Managing Director, Middle East, Africa & Turkey
Dream in the Desert
Right now it’s just endless sand, but under the right leadership and with a lot of work, the northwestern part of the Arabian Desert could become a gleaming city in less than a decade.
It’s the ambition of Mohammad bin Salman, Saudi Arabia’s crown prince, to build a $500 billion megacity on the Red Sea near Jordan and across the water from Egypt. The business- and industrial-focused metropolis, called Neom, would be 33 times the land area of New York City and more than twice the size of neighboring Qatar. “The intent is to create a Silicon Valley in the desert,” says Samir Khayzaran, Korn Ferry’s associate client partner for the Middle East.
In a year, with ambitious projects launched seemingly every other week, Neom may be the biggest undertaking of all. Plans call for repetitive and arduous tasks to be fully automated and handled by drones, driverless cars, and robotics. When the crown prince spoke about the project recently, he said, “This place is not for conventional people or conventional companies, this will be a place for the dreamers for the world.”
Taming the desert would be a herculean task for any country, but Neom is just one component of a much larger story in Saudi Arabia, says Jonathan Holmes, Korn Ferry’s managing director for the Middle East. “It’s indicative of the whole kingdom, driving an agenda for employment opportunities, innovation, and in some ways cultural transformation.” Indeed, the country is trying to increase the number of women in the workforce and train millions of other Saudis in 21st-century job skills. The kingdom also needs to attract talent from around the world while also having to overcome some stereotypes about life in the nation.

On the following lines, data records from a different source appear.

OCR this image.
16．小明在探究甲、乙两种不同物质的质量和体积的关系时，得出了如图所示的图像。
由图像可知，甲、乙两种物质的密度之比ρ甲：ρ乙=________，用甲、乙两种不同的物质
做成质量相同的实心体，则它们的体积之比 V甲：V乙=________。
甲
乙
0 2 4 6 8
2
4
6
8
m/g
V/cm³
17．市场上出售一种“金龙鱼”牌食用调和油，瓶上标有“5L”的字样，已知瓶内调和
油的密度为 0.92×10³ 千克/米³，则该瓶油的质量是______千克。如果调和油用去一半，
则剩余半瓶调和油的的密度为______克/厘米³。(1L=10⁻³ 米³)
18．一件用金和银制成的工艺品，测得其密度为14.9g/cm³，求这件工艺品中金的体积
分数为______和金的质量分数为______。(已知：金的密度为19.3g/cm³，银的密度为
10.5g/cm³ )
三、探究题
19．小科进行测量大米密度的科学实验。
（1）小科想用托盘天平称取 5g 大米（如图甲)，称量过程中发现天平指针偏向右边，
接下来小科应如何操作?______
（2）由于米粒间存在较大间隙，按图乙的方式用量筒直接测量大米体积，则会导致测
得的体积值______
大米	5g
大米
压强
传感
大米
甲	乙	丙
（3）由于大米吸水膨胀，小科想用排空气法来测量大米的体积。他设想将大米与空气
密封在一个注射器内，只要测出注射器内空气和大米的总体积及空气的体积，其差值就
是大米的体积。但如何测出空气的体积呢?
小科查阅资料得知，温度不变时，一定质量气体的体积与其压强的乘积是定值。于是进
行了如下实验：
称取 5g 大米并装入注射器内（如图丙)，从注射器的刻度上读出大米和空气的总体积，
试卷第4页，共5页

Holmes says that the kingdom has undergone more change in the last 18 months than it had in the last 40 years. Saudi Arabia expects to complete Neom’s first section by 2025. But whether Salman and the rest of Saudi Arabia’s leaders are successful in the other areas of transformation may go a long way toward determining whether Neom becomes a thriving city in the desert or an unattained dream.